So sehr man der Einschätzung zustimmen kann, dass nicht die Kriegserfahrungen als solche den politischen Auftrieb der radikalen Rechten in Bayern und den Erfolg der Nationalsozialisten erklären können, sondern das Trauma der Räterepublik und der Antibolschewismus eine wichtige Rolle spielten, so sehr scheinen Zweifel an der These angebracht, Bayern und Deutschland hätten nach Kriegsende „in eine gute Zukunft“ geblickt (S. 319). Die vielfältigen Verwerfungen der Kriegs- und Nachkriegsgesellschaft, die Martin Geyer am Beispiel Münchens und Richard Bessel für Deutschland aufgezeigt haben 3, lässt Weber außen vor. Er erklärt den Aufstieg des Nationalsozialismus mit der Kameradschaftsideologie, Hitlers Kriegsmythos, dem Antibolschewismus sowie der politischen und wirtschaftlichen Krise Ende der 1920er-, Anfang der 1930er-Jahre (S. 328, 379). Das ist nicht falsch, greift aber entschieden zu kurz. Der Hang zu steilen Thesen sei Weber unbenommen, nicht jedoch die vielen Scheingefechte gegen angeblich „gängige“ Forschungsthesen.
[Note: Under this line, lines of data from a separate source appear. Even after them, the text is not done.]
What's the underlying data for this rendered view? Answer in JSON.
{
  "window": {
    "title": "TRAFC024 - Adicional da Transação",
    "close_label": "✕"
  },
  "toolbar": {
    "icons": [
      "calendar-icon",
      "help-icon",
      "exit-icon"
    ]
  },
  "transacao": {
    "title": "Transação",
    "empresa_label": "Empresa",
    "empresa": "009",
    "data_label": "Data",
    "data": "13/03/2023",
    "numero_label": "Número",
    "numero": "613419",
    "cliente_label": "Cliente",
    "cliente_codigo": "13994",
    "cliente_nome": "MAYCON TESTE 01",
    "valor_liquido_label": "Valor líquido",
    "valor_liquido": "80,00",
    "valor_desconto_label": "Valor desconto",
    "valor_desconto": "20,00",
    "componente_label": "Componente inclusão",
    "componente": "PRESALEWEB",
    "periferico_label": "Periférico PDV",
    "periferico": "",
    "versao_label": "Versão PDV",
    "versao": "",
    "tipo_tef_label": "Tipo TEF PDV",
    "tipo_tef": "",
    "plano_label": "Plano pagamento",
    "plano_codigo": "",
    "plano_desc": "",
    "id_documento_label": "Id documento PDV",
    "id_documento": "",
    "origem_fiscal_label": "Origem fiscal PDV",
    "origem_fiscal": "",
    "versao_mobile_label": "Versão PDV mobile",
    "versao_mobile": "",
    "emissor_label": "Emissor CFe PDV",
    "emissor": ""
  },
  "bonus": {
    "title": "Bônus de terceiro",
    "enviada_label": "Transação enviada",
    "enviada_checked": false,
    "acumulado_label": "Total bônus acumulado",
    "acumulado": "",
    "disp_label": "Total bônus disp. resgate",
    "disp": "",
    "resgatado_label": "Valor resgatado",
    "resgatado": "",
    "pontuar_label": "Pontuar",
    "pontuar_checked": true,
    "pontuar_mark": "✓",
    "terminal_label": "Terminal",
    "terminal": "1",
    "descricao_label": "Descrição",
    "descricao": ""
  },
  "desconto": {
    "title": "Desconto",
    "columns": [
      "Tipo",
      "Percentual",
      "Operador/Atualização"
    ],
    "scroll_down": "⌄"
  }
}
Darüber hinaus ist es methodisch problematisch, ausgehend vom südbayerischen, ländlich-katholischen Rekrutierungsbezirk des List-Regiments, dessen Besonderheiten sich Weber durchaus bewusst ist, weitreichende Thesen zur bayerischen und gesamtdeutschen Gesellschaft und ihrer vermeintlich eher mäßigen Zustimmung zu Hitler, zur NS-Ideologie und zum Regime abzuleiten (S. 397ff.). Auch eignet sich ausgerechnet der im ländlichen Südbayern relativ gering ausgeprägte (Rassen-)Antisemitismus, den Weber gut belegt, nicht als Argument für obige Thesen, zumal er selbst treffend feststellt: „An die Macht kam Hitler nicht wegen, sondern trotz seines plumpen und extremen Antisemitismus.“ (S. 360)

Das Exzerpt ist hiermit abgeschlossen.